Chapter 19 » 19.59
A continuing story
Before the end of the seventeenth century, most of the early Friends, the ‘First Publishers of Truth’, had died. Convincements continued, but there was also a new generation of Friends, children of the early Quakers. William Penn addressed them:
And now, as for you, that are the children of God’s people, a great concern is upon my spirit for your good: and often are my knees bowed to the God of your fathers for you, that you may come to be partakers of the same divine life and power, that has been the glory of this day; that a generation you may be to God, an holy nation, and a peculiar people, zealous of good works, when all our heads are laid in the dust.
O! you young men and women, let it not suffice you, that you are the children of the people of the Lord; you must also be born again, if you will inherit the kingdom of God.
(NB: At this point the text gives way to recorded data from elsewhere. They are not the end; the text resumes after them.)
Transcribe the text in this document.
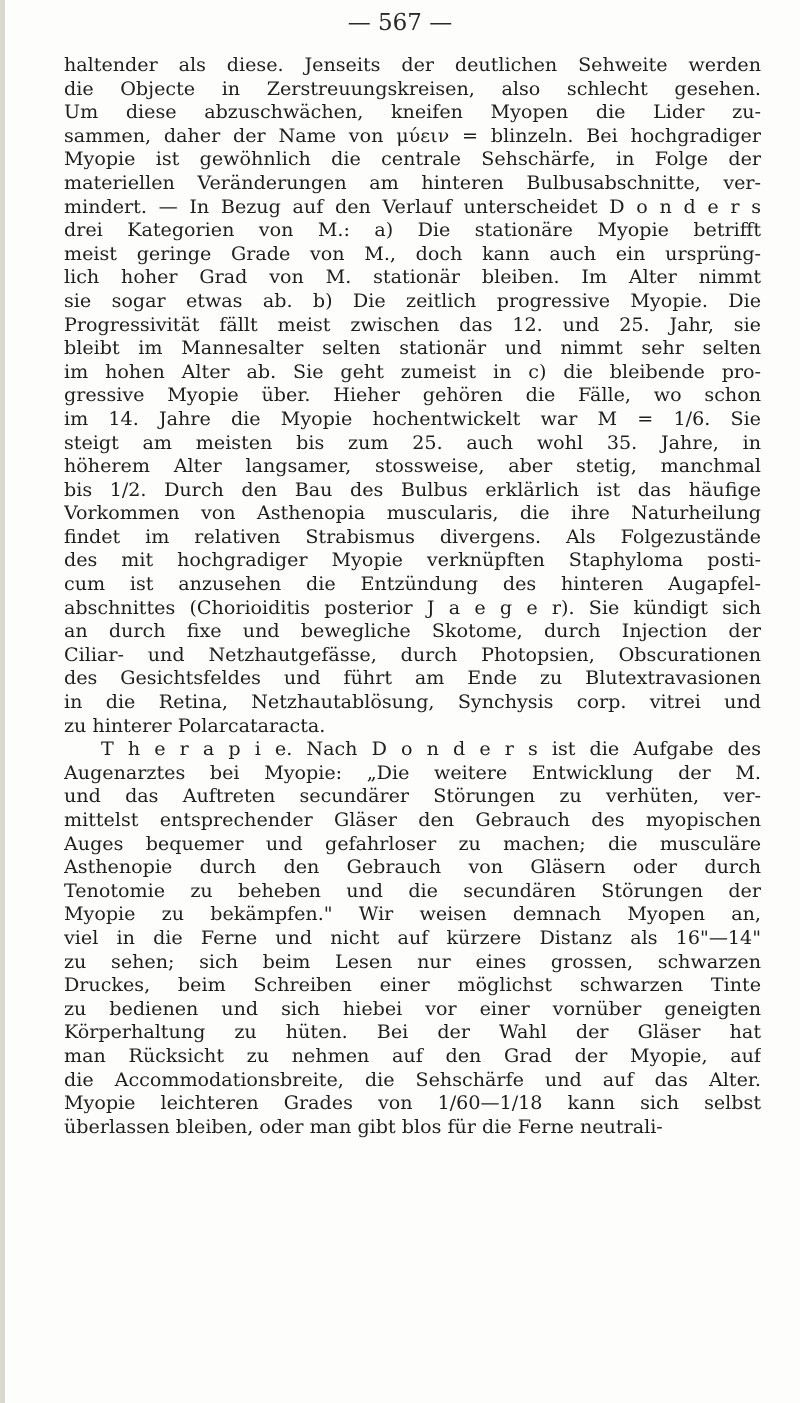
— 567 —
haltender als diese. Jenseits der deutlichen Sehweite werden
die Objecte in Zerstreuungskreisen, also schlecht gesehen.
Um diese abzuschwächen, kneifen Myopen die Lider zu-
sammen, daher der Name von μύειν = blinzeln. Bei hochgradiger
Myopie ist gewöhnlich die centrale Sehschärfe, in Folge der
materiellen Veränderungen am hinteren Bulbusabschnitte, ver-
mindert. — In Bezug auf den Verlauf unterscheidet D o n d e r s
drei Kategorien von M.: a) Die stationäre Myopie betrifft
meist geringe Grade von M., doch kann auch ein ursprüng-
lich hoher Grad von M. stationär bleiben. Im Alter nimmt
sie sogar etwas ab. b) Die zeitlich progressive Myopie. Die
Progressivität fällt meist zwischen das 12. und 25. Jahr, sie
bleibt im Mannesalter selten stationär und nimmt sehr selten
im hohen Alter ab. Sie geht zumeist in c) die bleibende pro-
gressive Myopie über. Hieher gehören die Fälle, wo schon
im 14. Jahre die Myopie hochentwickelt war M = 1/6. Sie
steigt am meisten bis zum 25. auch wohl 35. Jahre, in
höherem Alter langsamer, stossweise, aber stetig, manchmal
bis 1/2. Durch den Bau des Bulbus erklärlich ist das häufige
Vorkommen von Asthenopia muscularis, die ihre Naturheilung
findet im relativen Strabismus divergens. Als Folgezustände
des mit hochgradiger Myopie verknüpften Staphyloma posti-
cum ist anzusehen die Entzündung des hinteren Augapfel-
abschnittes (Chorioiditis posterior J a e g e r). Sie kündigt sich
an durch fixe und bewegliche Skotome, durch Injection der
Ciliar- und Netzhautgefässe, durch Photopsien, Obscurationen
des Gesichtsfeldes und führt am Ende zu Blutextravasionen
in die Retina, Netzhautablösung, Synchysis corp. vitrei und
zu hinterer Polarcataracta.
T h e r a p i e. Nach D o n d e r s ist die Aufgabe des
Augenarztes bei Myopie: „Die weitere Entwicklung der M.
und das Auftreten secundärer Störungen zu verhüten, ver-
mittelst entsprechender Gläser den Gebrauch des myopischen
Auges bequemer und gefahrloser zu machen; die musculäre
Asthenopie durch den Gebrauch von Gläsern oder durch
Tenotomie zu beheben und die secundären Störungen der
Myopie zu bekämpfen." Wir weisen demnach Myopen an,
viel in die Ferne und nicht auf kürzere Distanz als 16"—14"
zu sehen; sich beim Lesen nur eines grossen, schwarzen
Druckes, beim Schreiben einer möglichst schwarzen Tinte
zu bedienen und sich hiebei vor einer vornüber geneigten
Körperhaltung zu hüten. Bei der Wahl der Gläser hat
man Rücksicht zu nehmen auf den Grad der Myopie, auf
die Accommodationsbreite, die Sehschärfe und auf das Alter.
Myopie leichteren Grades von 1/60—1/18 kann sich selbst
überlassen bleiben, oder man gibt blos für die Ferne neutrali-
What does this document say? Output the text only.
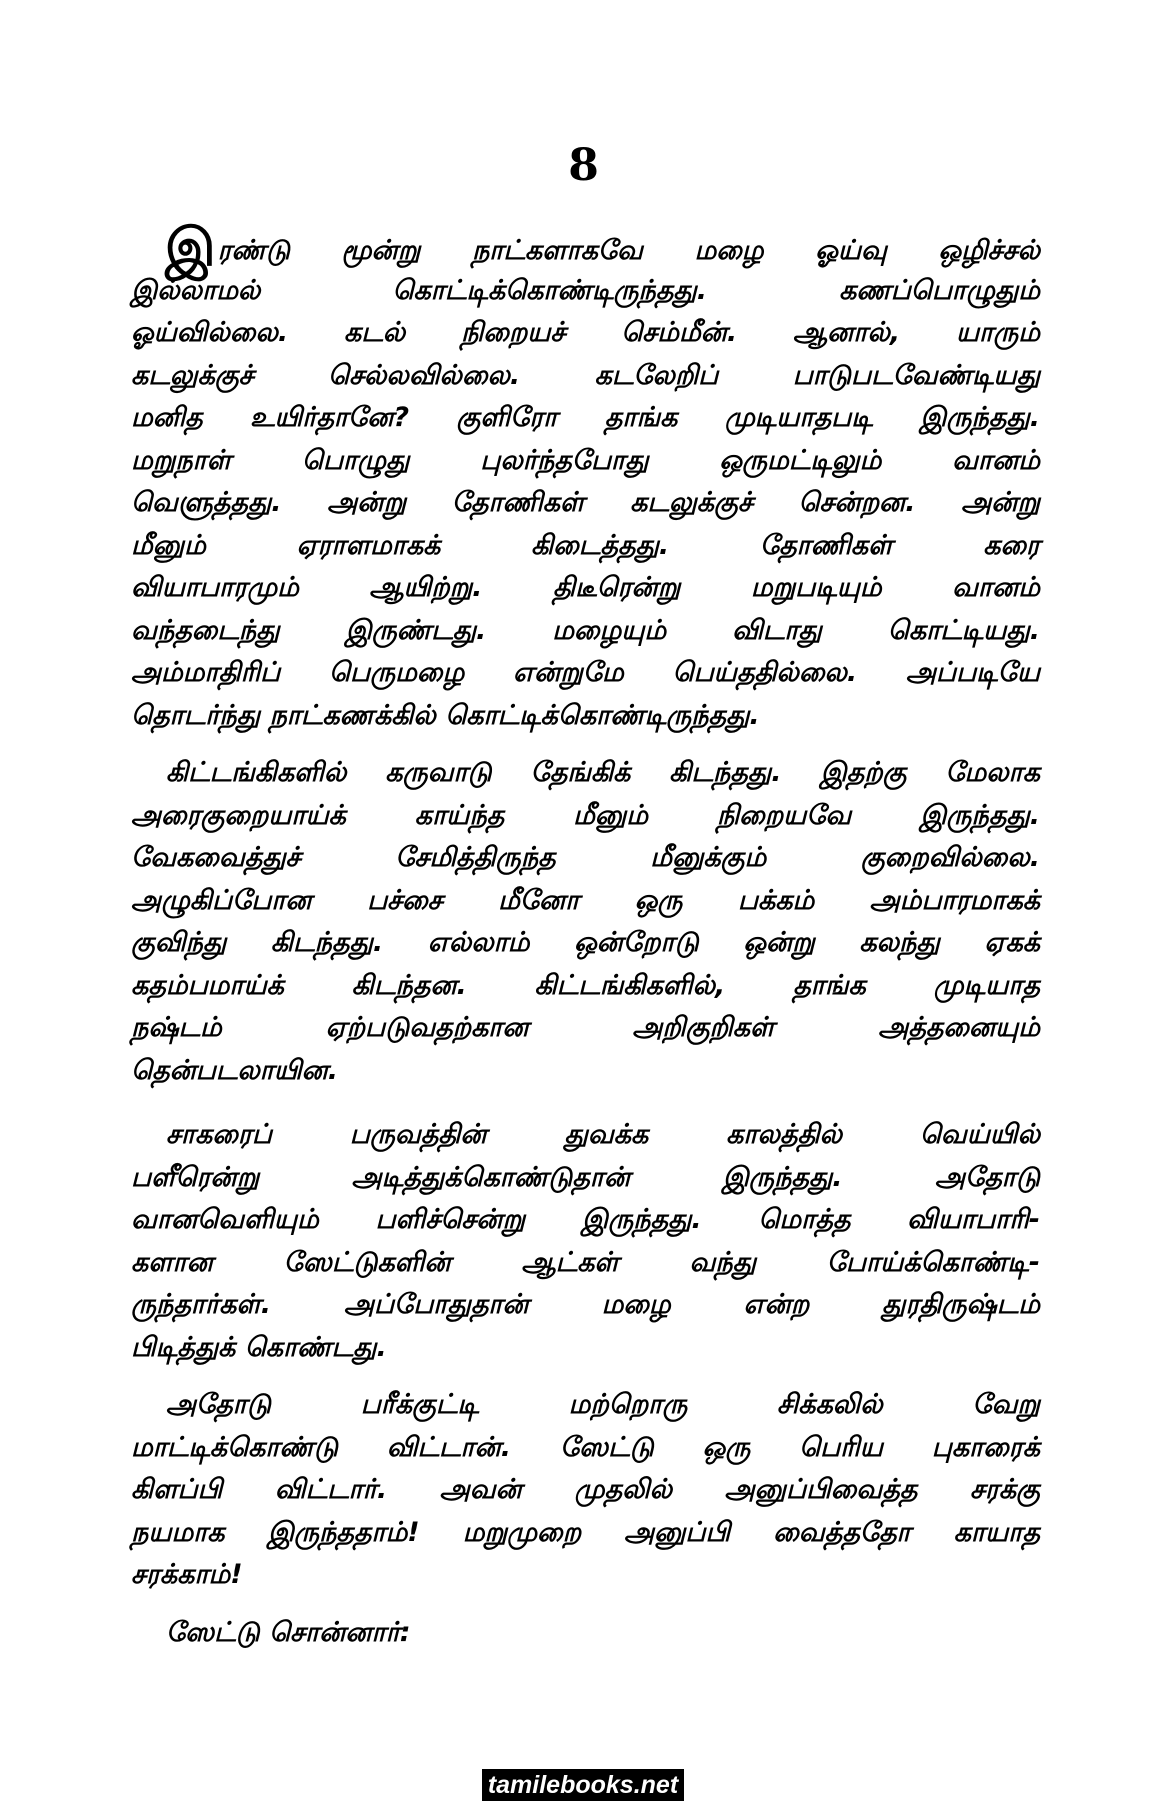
8
இரண்டு மூன்று நாட்களாகவே மழை ஓய்வு ஒழிச்சல்
இல்லாமல் கொட்டிக்கொண்டிருந்தது. கணப்பொழுதும்
ஓய்வில்லை. கடல் நிறையச் செம்மீன். ஆனால், யாரும்
கடலுக்குச் செல்லவில்லை. கடலேறிப் பாடுபடவேண்டியது
மனித உயிர்தானே? குளிரோ தாங்க முடியாதபடி இருந்தது.
மறுநாள் பொழுது புலர்ந்தபோது ஒருமட்டிலும் வானம்
வெளுத்தது. அன்று தோணிகள் கடலுக்குச் சென்றன. அன்று
மீனும் ஏராளமாகக் கிடைத்தது. தோணிகள் கரை
வியாபாரமும் ஆயிற்று. திடீரென்று மறுபடியும் வானம்
வந்தடைந்து இருண்டது. மழையும் விடாது கொட்டியது.
அம்மாதிரிப் பெருமழை என்றுமே பெய்ததில்லை. அப்படியே
தொடர்ந்து நாட்கணக்கில் கொட்டிக்கொண்டிருந்தது.
கிட்டங்கிகளில் கருவாடு தேங்கிக் கிடந்தது. இதற்கு மேலாக
அரைகுறையாய்க் காய்ந்த மீனும் நிறையவே இருந்தது.
வேகவைத்துச் சேமித்திருந்த மீனுக்கும் குறைவில்லை.
அழுகிப்போன பச்சை மீனோ ஒரு பக்கம் அம்பாரமாகக்
குவிந்து கிடந்தது. எல்லாம் ஒன்றோடு ஒன்று கலந்து ஏகக்
கதம்பமாய்க் கிடந்தன. கிட்டங்கிகளில், தாங்க முடியாத
நஷ்டம் ஏற்படுவதற்கான அறிகுறிகள் அத்தனையும்
தென்படலாயின.
சாகரைப் பருவத்தின் துவக்க காலத்தில் வெய்யில்
பளீரென்று அடித்துக்கொண்டுதான் இருந்தது. அதோடு
வானவெளியும் பளிச்சென்று இருந்தது. மொத்த வியாபாரி-
களான ஸேட்டுகளின் ஆட்கள் வந்து போய்க்கொண்டி-
ருந்தார்கள். அப்போதுதான் மழை என்ற துரதிருஷ்டம்
பிடித்துக் கொண்டது.
அதோடு பரீக்குட்டி மற்றொரு சிக்கலில் வேறு
மாட்டிக்கொண்டு விட்டான். ஸேட்டு ஒரு பெரிய புகாரைக்
கிளப்பி விட்டார். அவன் முதலில் அனுப்பிவைத்த சரக்கு
நயமாக இருந்ததாம்! மறுமுறை அனுப்பி வைத்ததோ காயாத
சரக்காம்!
ஸேட்டு சொன்னார்:
tamilebooks.net
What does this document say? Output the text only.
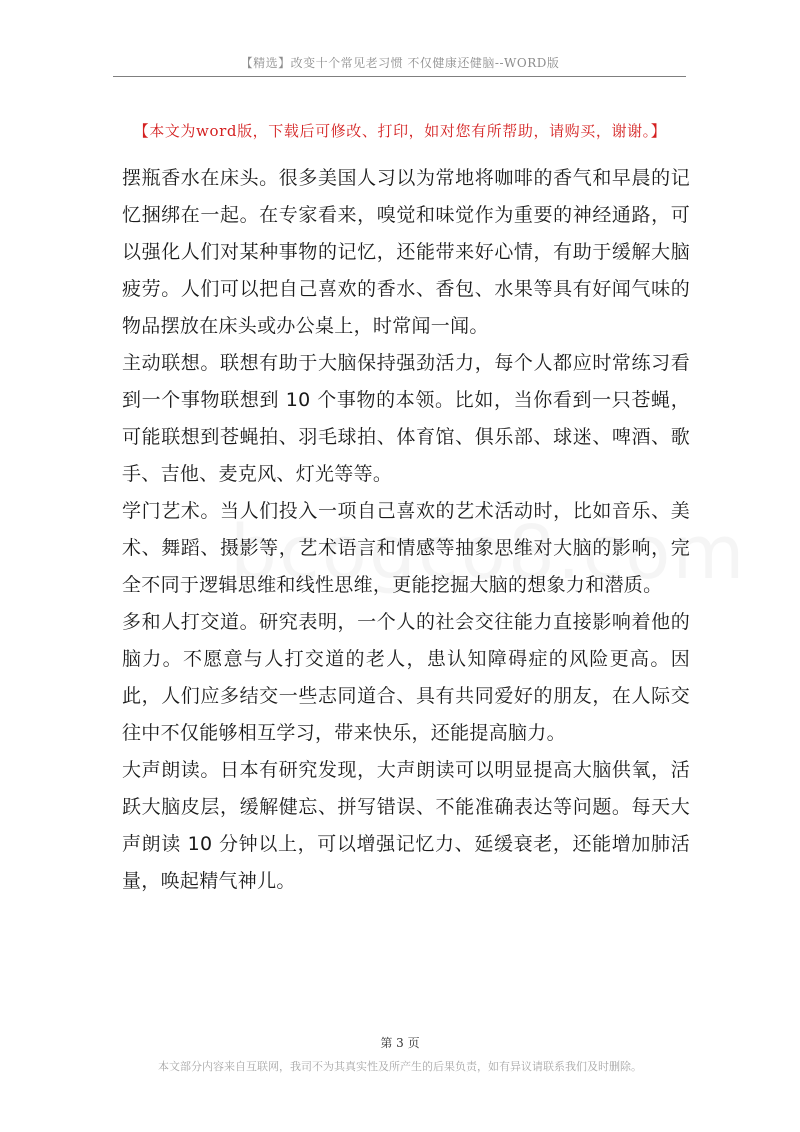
【精选】改变十个常见老习惯 不仅健康还健脑--WORD版
【本文为word版，下载后可修改、打印，如对您有所帮助，请购买，谢谢。】

摆瓶香水在床头。很多美国人习以为常地将咖啡的香气和早晨的记忆捆绑在一起。在专家看来，嗅觉和味觉作为重要的神经通路，可以强化人们对某种事物的记忆，还能带来好心情，有助于缓解大脑疲劳。人们可以把自己喜欢的香水、香包、水果等具有好闻气味的物品摆放在床头或办公桌上，时常闻一闻。

主动联想。联想有助于大脑保持强劲活力，每个人都应时常练习看到一个事物联想到 10 个事物的本领。比如，当你看到一只苍蝇，可能联想到苍蝇拍、羽毛球拍、体育馆、俱乐部、球迷、啤酒、歌手、吉他、麦克风、灯光等等。

学门艺术。当人们投入一项自己喜欢的艺术活动时，比如音乐、美术、舞蹈、摄影等，艺术语言和情感等抽象思维对大脑的影响，完全不同于逻辑思维和线性思维，更能挖掘大脑的想象力和潜质。

多和人打交道。研究表明，一个人的社会交往能力直接影响着他的脑力。不愿意与人打交道的老人，患认知障碍症的风险更高。因此，人们应多结交一些志同道合、具有共同爱好的朋友，在人际交往中不仅能够相互学习，带来快乐，还能提高脑力。

大声朗读。日本有研究发现，大声朗读可以明显提高大脑供氧，活跃大脑皮层，缓解健忘、拼写错误、不能准确表达等问题。每天大声朗读 10 分钟以上，可以增强记忆力、延缓衰老，还能增加肺活量，唤起精气神儿。

第 3 页
本文部分内容来自互联网，我司不为其真实性及所产生的后果负责，如有异议请联系我们及时删除。
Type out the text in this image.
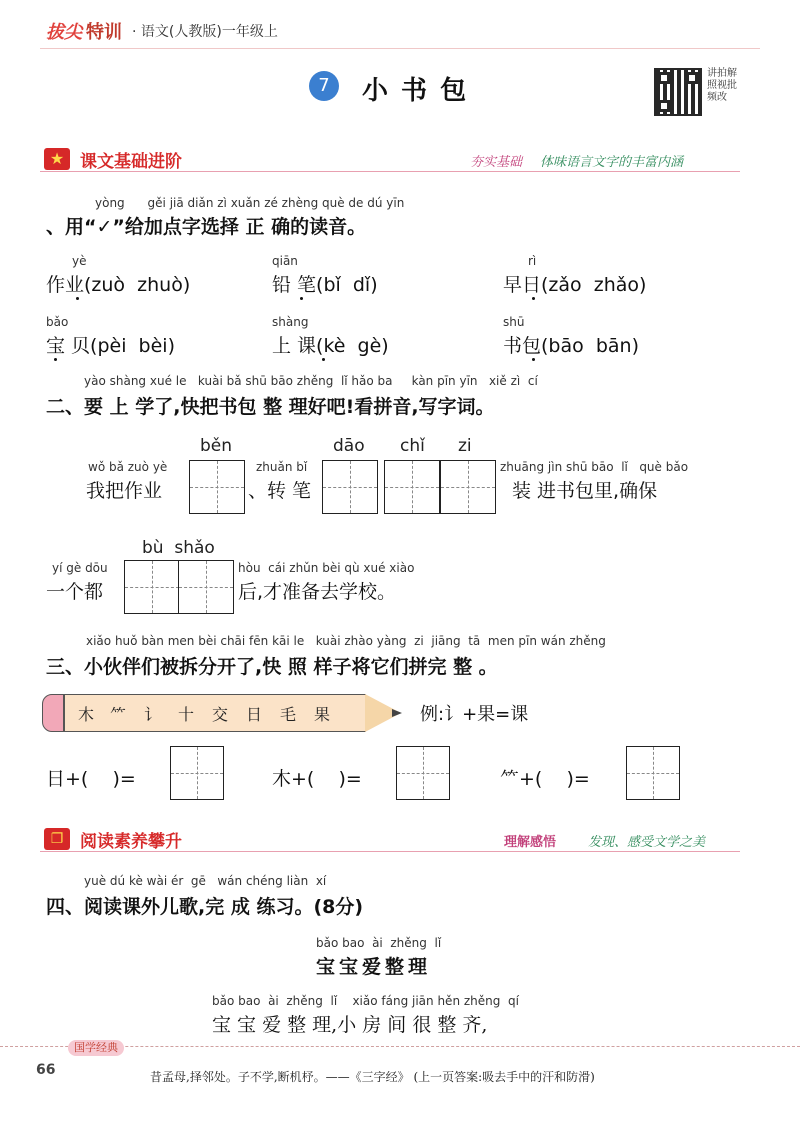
拔尖 特训 · 语文(人教版)一年级上
7	小 书 包
讲拍解照视批频改
★ 课文基础进阶	夯实基础 体味语言文字的丰富内涵
yòng      gěi jiā diǎn zì xuǎn zé zhèng què de dú yīn
、用“✓”给加点字选择 正 确的读音。
yè
作业(zuò  zhuò)
qiān
铅 笔(bǐ  dǐ)
rì
早日(zǎo  zhǎo)
bǎo
宝 贝(pèi  bèi)
shàng
上 课(kè  gè)
shū
书包(bāo  bān)
yào shàng xué le   kuài bǎ shū bāo zhěng  lǐ hǎo ba     kàn pīn yīn   xiě zì  cí
二、要 上 学了,快把书包 整 理好吧!看拼音,写字词。
běn	dāo chǐ zi
wǒ bǎ zuò yè
我把作业
zhuǎn bǐ
、转 笔
zhuāng jìn shū bāo  lǐ   què bǎo
装 进书包里,确保
bù  shǎo
yí gè dōu
一个都
hòu  cái zhǔn bèi qù xué xiào
后,才准备去学校。
xiǎo huǒ bàn men bèi chāi fēn kāi le   kuài zhào yàng  zi  jiāng  tā  men pīn wán zhěng
三、小伙伴们被拆分开了,快 照 样子将它们拼完 整 。
木 ⺮ 讠 十 交 日 毛 果	例:讠+果=课
日+(    )=	木+(    )=	⺮+(    )=
❐ 阅读素养攀升	理解感悟 发现、感受文学之美
yuè dú kè wài ér  gē   wán chéng liàn  xí
四、阅读课外儿歌,完 成 练习。(8分)
bǎo bao  ài  zhěng  lǐ
宝宝爱整理
bǎo bao  ài  zhěng  lǐ    xiǎo fáng jiān hěn zhěng  qí
宝 宝 爱 整 理,小 房 间 很 整 齐,
国学经典
66	昔孟母,择邻处。子不学,断机杼。——《三字经》 (上一页答案:吸去手中的汗和防滑)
Wherefore, O ye young men and women, look to the rock of your fathers: there is no other God but him, no other Light but his, no other grace but his, nor Spirit but his, to convince you, quicken, and comfort you; to lead, guide, and preserve you to God’s everlasting kingdom. So will you be possessors as well as professors of the truth, embracing it, not only by education, but judgment and conviction; from a sense begotten in your souls, through the operation of the eternal Spirit and power of God in your hearts … that, as I said before, a generation you may be to God, holding up the profession of the blessed truth in the life and power of it.